Let $n$ be odd. Without loss of generality, let $a_1-a_2>0$. If $a_i-a_{i+1}>0$ for all $i=1,2,\dots ,n$, then $$0=(a_1-a_2)+(a_2-a_3)+\cdots +(a_n-a_1)>0,$$ a contradiction. So, there exists $1<x\le n$ such that $a_x-a_{x+1}<0$, and thus there exist distinct $1\le p,q\le n$ such that $a_p-a_{p+1}>0$, $a_{p+2}-a_{p+3}<0$ and $a_q-a_{q+1}<0$, $a_{q+2}-a_{q+3}>0$.
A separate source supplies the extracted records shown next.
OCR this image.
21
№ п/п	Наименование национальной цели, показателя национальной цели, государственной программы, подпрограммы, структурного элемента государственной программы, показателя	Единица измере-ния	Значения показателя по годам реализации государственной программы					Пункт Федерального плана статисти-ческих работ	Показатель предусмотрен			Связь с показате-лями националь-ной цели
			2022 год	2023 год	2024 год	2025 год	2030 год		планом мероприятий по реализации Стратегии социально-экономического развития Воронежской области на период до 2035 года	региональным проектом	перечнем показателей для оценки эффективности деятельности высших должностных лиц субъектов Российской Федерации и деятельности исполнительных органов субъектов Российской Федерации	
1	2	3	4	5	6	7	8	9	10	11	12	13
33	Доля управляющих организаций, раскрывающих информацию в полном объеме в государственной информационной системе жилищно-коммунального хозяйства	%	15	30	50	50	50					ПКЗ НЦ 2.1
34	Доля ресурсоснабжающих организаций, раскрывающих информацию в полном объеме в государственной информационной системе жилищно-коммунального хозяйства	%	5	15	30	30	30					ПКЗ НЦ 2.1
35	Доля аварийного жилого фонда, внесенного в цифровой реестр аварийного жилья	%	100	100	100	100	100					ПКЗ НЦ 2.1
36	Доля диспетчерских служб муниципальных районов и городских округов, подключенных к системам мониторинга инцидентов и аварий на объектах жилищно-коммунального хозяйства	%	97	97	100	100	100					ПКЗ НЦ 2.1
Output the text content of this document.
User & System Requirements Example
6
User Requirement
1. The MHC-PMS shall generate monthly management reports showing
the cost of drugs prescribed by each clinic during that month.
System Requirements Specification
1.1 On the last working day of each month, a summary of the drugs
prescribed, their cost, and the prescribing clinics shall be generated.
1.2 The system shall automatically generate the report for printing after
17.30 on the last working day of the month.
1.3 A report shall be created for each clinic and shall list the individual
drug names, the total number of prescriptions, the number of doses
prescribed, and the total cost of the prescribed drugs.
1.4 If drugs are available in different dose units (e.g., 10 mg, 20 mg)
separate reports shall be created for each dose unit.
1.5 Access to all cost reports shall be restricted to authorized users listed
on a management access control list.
Now we consider the value of $|a_i-a_{i+1}+a_{i+2}-a_{i+3}|$. If $a_i-a_{i+1}$ and $a_{i+2}-a_{i+3}$ have the same sign then $|a_i-a_{i+1}+a_{i+2}-a_{i+3}|=|a_i-a_{i+1}|+|a_{i+2}-a_{i+3}|$, and if $a_i-a_{i+1}$ and $a_{i+2}-a_{i+3}$ have different signs then $$|a_i-a_{i+1}+a_{i+2}-a_{i+3}|=||a_i-a_{i+1}|-|a_{i+2}-a_{i+3}||\le |a_i-a_{i+1}|+|a_{i+2}-a_{i+3}|-2.$$ So ${\sum }_{i=1}^n|a_i-a_{i+1}+a_{i+2}-a_{i+3}|$ is at most $$\begin{array}{rl}& \sum _{1\le i\le n,i\ne p,q}(|a_i-a_{i+1}|+|a_{i+2}-a_{i+3}|)\\ & +|a_p-a_{p+1}|+|a_{p+2}-a_{p+3}|+|a_q-a_{q+1}|+|a_{q+2}-a_{q+3}|-4\\ & =2\sum _{i=1}^n|a_i-a_{i+1}|-4.\end{array}$$ Let $k=\frac{n+1}{2}$. Then, $$2\sum _{i=1}^n|a_i-a_{i+1}|-4\le 2\sum _{i=1}^n(|k-a_i|+|k-a_{i+1}|)-4=4\sum _{i=1}^n|k-a_i|-4=n^2-5.$$ Therefore, $$\sum _{i=1}^n|a_i-a_{i+1}+a_{i+2}-a_{i+3}|\le n^2-5$$ and the equality is attained when $a_n=\frac{n+1}{2}$ and $a_{2i}=i$, $a_{2i-1}=\frac{n+1}{2}+i$ for $i=1,2,\dots ,\frac{n-1}{2}$. Thus the maximum of ${\sum }_{i=1}^n|a_i-a_{i+1}+a_{i+2}-a_{i+3}|$ is $n^2-5$. $\square$